Wilhelmshaven (Niedersachsen) – Ein spektakulärer Fund gelang dem deutschen Zoll im Kampf gegen den internationalen Rauschgiftschmuggel. In einem Container, der offiziell mit Kakaobohnen beladen war, entdeckten Ermittler acht Tonnen Kokain. Der Straßenverkaufswert der Drogen wird auf rund 500 Millionen Euro geschätzt – ein Rekordfund für den vergleichsweise kleinen Hafen im Norden Deutschlands.
Fund bereits im Februar, jetzt veröffentlicht
Bereits Anfang Februar schlugen die Zollfahnder zu.
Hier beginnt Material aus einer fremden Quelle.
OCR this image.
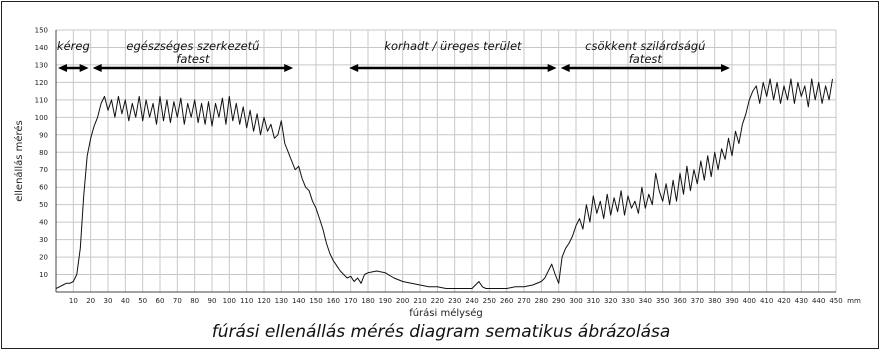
10 20 30 40 50 60 70 80 90 100 110 120 130 140 150 160 170 180 190 200 210 220 230 240 250 260 270 280 290 300 310 320 330 340 350 360 370 380 390 400 410 420 430 440 450 mm
10
20
30
40
50
60
70
80
90
100
110
120
130
140
150
fúrási mélység
ellenállás mérés
kéreg	egészséges szerkezetű
fatest
korhadt / üreges terület	csökkent szilárdságú
fatest
fúrási ellenállás mérés diagram sematikus ábrázolása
Aus ermittlungstaktischen Gründen wurde der Fund jedoch erst jetzt öffentlich gemacht. Am Mittwochmorgen präsentierten die Beamten im Zollkriminalamt in Köln die Einzelheiten des Falls. Das Schiff, das die Drogen transportierte, stammte aus Sierra Leone in Afrika.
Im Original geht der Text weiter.